Пасмурное настроение рассеялось с такой же быстротой, как и снеговые тучи. День на этот раз выдался ясным, морозным. Тимур, порывистый и нетерпеливый, широко вышагивал по улице, изредка ^поглядывая в обманчиво спокойную вышину, прокаленную до густой голубизны морозом. Заиндевевший раструб репродуктора, подвешенный к фонарному столбу у Манежа, вещал о фронтовых буднях. Прошел мимо, но, услышав догнавшие его слова: «Подвиг летчика-истребителя», вернулся и остановился под репродуктором. Диктор читал:
— «Четырнадцатого декабря командир Н-ского истребительного полка майор Ковалев, выполняя боевое задание по штурмовке отступающего по Волоколамскому шоссе противника, обстрелял его растянувшуюся колонну реактивными снарядами. Однако на третьем заходе вражеские зенитки повредили советский самолет, загорелся мотор. Попытка сбить пламя скольжением не удалась. Тогда летчик, выбрав в отступавшей колонне врага наибольшее скопление танков и автомашин, перевел свой горящий истребитель в пикирование и врезался в них. Майор Ковалев повторил подвиг капитана Гастелло: пожертвовав собой, уничтожил большое количество боевой техники и живой силы врага…»
Зубы стиснул так, что заломило в скулах. «Геройски, но гибнут же наши ребята… Надо спешить!» Словно куда-то опаздывая, он широко зашагал вдоль ограды заснеженного Александровского сада.
2
Сборы были недолги: отобрав из вороха теплых вещей, подсунутых ему хлопотливой Лидией Ивановной, только самые необходимые и присовокупив к ним новую для себя вещь — безопасную бритву, он все это сложил в прежний, курсантский, чемодан. Прихлопнув кулаком по барабанно охнувшей крышке, бодро подумал: «Остальное все на мне!» Собрался было застегнуть непослушные, то и дело отщелкивающиеся замки, как под руку подвернулась патефонная пластинка.
«Орленок», — сказал он самому себе и, покачав лакированный диск на ладони, словно взвешивая его, осторожно упрятал на самое дно. «Верин подарок и на фронте должен быть со мной, — решил он и почувствовал угрызения совести: до сих пор не дал о себе знать! — Если не хотел встречаться до назначения, то мог бы просто позвонить и хотя бы поздороваться с ней… А вдруг она узнала, что я уже второй день в Москве? Нехорошо, ой как нехорошо!» И заторопился к телефону.

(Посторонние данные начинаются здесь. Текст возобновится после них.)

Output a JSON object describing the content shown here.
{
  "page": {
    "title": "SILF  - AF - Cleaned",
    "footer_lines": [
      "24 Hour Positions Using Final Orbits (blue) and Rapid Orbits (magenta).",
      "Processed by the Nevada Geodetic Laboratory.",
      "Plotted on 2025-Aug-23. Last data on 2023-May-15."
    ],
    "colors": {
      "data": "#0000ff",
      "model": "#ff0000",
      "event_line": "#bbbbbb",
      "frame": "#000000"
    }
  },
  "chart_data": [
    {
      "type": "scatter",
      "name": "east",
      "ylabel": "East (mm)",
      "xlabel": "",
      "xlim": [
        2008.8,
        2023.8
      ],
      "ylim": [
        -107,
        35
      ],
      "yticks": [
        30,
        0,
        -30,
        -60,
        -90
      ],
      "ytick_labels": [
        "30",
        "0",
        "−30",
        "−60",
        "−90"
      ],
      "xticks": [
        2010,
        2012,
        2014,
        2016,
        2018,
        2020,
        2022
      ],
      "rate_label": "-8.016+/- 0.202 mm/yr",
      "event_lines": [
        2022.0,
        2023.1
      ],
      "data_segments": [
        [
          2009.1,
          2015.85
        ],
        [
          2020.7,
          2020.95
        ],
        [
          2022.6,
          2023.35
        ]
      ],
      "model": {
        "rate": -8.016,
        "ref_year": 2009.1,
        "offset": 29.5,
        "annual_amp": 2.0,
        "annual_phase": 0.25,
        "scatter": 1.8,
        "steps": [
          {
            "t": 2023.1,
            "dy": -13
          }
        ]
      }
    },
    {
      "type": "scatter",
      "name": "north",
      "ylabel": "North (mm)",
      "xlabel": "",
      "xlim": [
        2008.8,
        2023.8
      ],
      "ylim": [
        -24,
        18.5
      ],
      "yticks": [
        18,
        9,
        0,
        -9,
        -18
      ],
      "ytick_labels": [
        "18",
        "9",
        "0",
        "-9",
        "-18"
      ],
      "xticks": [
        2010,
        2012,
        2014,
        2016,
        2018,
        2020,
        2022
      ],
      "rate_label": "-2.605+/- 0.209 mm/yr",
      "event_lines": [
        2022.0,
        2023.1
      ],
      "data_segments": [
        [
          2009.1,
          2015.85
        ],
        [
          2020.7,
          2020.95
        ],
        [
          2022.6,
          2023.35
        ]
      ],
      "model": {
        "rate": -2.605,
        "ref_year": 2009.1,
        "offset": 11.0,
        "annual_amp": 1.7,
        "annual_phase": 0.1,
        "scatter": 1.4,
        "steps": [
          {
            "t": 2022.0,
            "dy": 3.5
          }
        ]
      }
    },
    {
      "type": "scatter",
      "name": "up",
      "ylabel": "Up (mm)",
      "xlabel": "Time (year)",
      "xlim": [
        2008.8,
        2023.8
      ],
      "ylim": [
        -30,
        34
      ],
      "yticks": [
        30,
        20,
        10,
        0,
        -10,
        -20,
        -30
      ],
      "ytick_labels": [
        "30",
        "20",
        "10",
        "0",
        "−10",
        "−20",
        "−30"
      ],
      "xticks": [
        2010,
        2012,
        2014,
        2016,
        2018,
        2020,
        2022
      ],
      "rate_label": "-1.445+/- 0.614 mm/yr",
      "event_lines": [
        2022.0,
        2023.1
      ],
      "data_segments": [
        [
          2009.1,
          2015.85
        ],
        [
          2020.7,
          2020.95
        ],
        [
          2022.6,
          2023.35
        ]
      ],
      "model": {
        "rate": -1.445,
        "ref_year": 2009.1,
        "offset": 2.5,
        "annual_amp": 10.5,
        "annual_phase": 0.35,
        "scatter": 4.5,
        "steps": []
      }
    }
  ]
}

Глазастый круг определенно вращался медленнее обычного… Но вот бегающие «глаза» замерли, уставились на Тимура черненькими зрачками цифр, а в трубке запели протяжные гудки: «У… У… У…» Щелчок. Безучастный женский голос спросил:
— Да? — «Не Вера… И не ее мама… Сестра? Конечно же это она, старшая сестра!» А голос в трубке выразил нетерпение: — Слушаю вас… Нажмите кнопку!
— Кнопки нажимать мне нет необходимости, не из автомата звоню, — намеренно сгустив голос, сказал Тимур. — Пригласите к аппарату Веру.